Besides the serotonin receptors, 5-MeO-pyr-T is very weakly active at the serotonin transporter (SERT). It showed an affinity (K_{i}) for the SERT of 3,006 nM and an inhibitory potency (IC_{50}) in terms of serotonin reuptake inhibition of 2,765 nM. Additionally, 5-MeO-pyr-T is a substrate of the SERT and acts as a partial serotonin releasing agent in HEK293 cells, with an EC_{50} of 5,700 nM.
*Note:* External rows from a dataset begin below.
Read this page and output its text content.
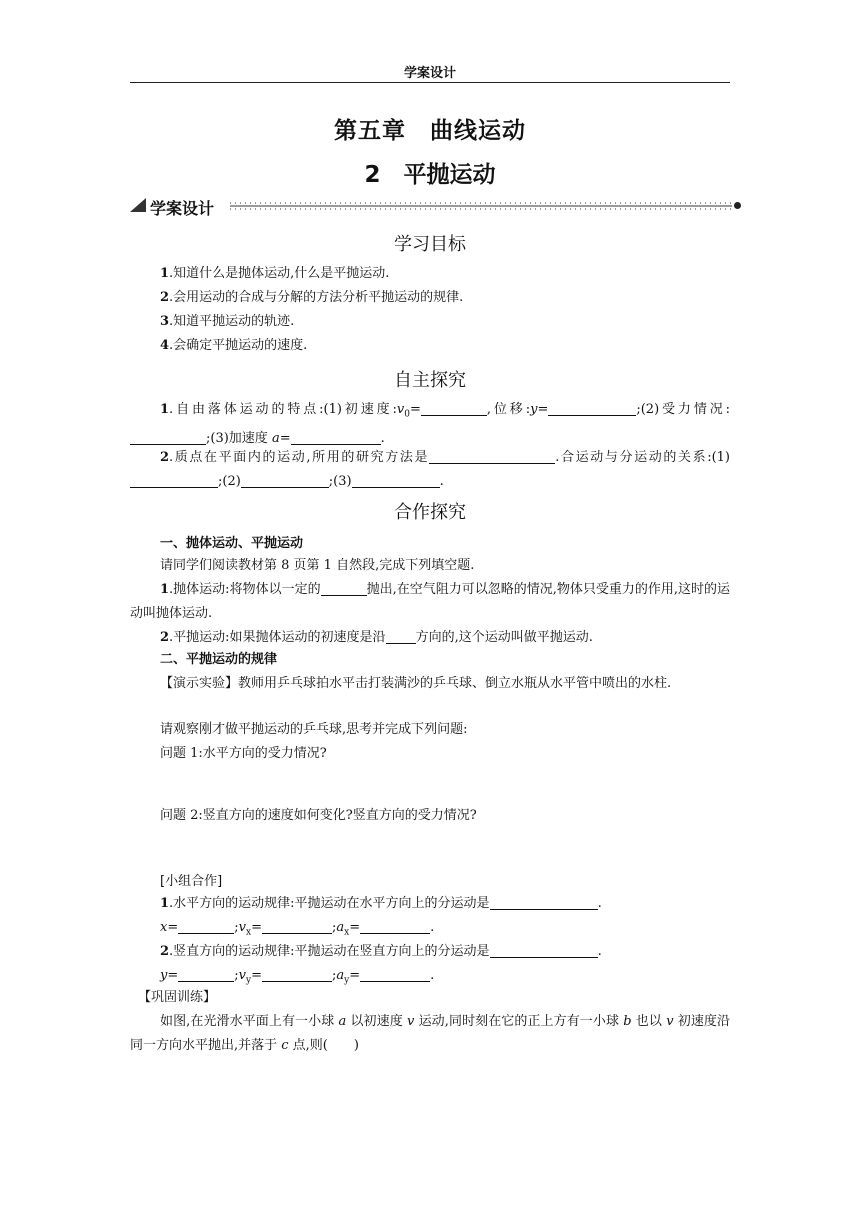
学案设计
第五章　曲线运动
2　平抛运动
学案设计
学习目标
1.知道什么是抛体运动,什么是平抛运动.
2.会用运动的合成与分解的方法分析平抛运动的规律.
3.知道平抛运动的轨迹.
4.会确定平抛运动的速度.
自主探究
1.自由落体运动的特点:(1)初速度$:v_0=$	,位移:y=	;(2)受力情况:;(3)加速度 a=	.
2.质点在平面内的运动,所用的研究方法是	.合运动与分运动的关系:(1);(2)	;(3)	.
合作探究
一、抛体运动、平抛运动
请同学们阅读教材第 8 页第 1 自然段,完成下列填空题.
1.抛体运动:将物体以一定的	抛出,在空气阻力可以忽略的情况,物体只受重力的作用,这时的运动叫抛体运动.
2.平抛运动:如果抛体运动的初速度是沿 方向的,这个运动叫做平抛运动.
二、平抛运动的规律
【演示实验】教师用乒乓球拍水平击打装满沙的乒乓球、倒立水瓶从水平管中喷出的水柱.
请观察刚才做平抛运动的乒乓球,思考并完成下列问题:
问题 1:水平方向的受力情况?
问题 2:竖直方向的速度如何变化?竖直方向的受力情况?
[小组合作]
1.水平方向的运动规律:平抛运动在水平方向上的分运动是	.
x=	$;v_x=$	$;a_x=$	.
2.竖直方向的运动规律:平抛运动在竖直方向上的分运动是	.
y=	$;v_y=$	$;a_y=$	.
【巩固训练】
如图,在光滑水平面上有一小球 a 以初速度 v 运动,同时刻在它的正上方有一小球 b 也以 v 初速度沿同一方向水平抛出,并落于 c 点,则(　　)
In early literature, 5-MeO-pyr-T was described as the most potent tryptamine yet evaluated in the open-field test, but as also having high toxicity that would likely preclude evaluation in humans. In subsequent modern studies, 5-MeO-pyr-T produced effects in rodents including the head-twitch response (a behavioral proxy of psychedelic effects), hypothermia, and hypolocomotion. Its median effective dose (ED_{50}) for producing the head-twitch response was slightly higher than that of 5-MeO-DMT (7.29 mg/kg vs. 4.84 mg/kg, respectively), whereas it was much less efficacious in inducing the response compared to 5-MeO-DMT and produced only a weak maximal effect (10.0 events vs. 38.1 events, respectively). 5-MeO-pyr-T was also similarly potent as 5-MeO-DMT in producing hypothermia and hypolocomotion, but conversely showed greater maximal responses for both of these effects.

==Chemistry==
===Synthesis===
The chemical synthesis of 5-MeO-pyr-T has been described.

===Analogues===
Analogues of 5-MeO-pyr-T include pyr-T, 4-HO-pyr-T, 4-F-5-MeO-pyr-T, 5-MeO-DMT, and 5-MeO-DET, among others. Analogues of 5-MeO-pyr-T (pyrrolidine) with different rings, including 5-MeO-pip-T (piperidine) and 5-MeO-mor-T (morpholine), are also known, but have not been tested in humans.

==History==
5-MeO-pyr-T was first characterized by Mitzal by 1962. Animal studies were later published by Hunt and Brimblecombe in 1967. The effects of 5-MeO-pyr-T in humans were described by Alexander Shulgin in his book TiHKAL in 1997. Robert Oberlender, from the lab of David E. Nichols at Purdue University, is known to have accidentally taken too high of a dose of 5-MeO-pyr-T and wandered outside in a fugue state. His experience was later included as the highest-dose 5-MeO-pyr-T experience report in TiHKAL. The drug was encountered as a novel designer and recreational drug in Europe by 2017. 5-MeO-pyr-T's pharmacology was more fully characterized in modern studies in 2009, 2023, and 2024.

==Society and culture==
===Legal status===
====Canada====
5-MeO-pyr-T is a controlled substance in Canada.

====United States====
5-MeO-pyr-T is not an explicitly controlled substance in the United States. However, it could be considered a controlled substance under the Federal Analogue Act if intended for human consumption.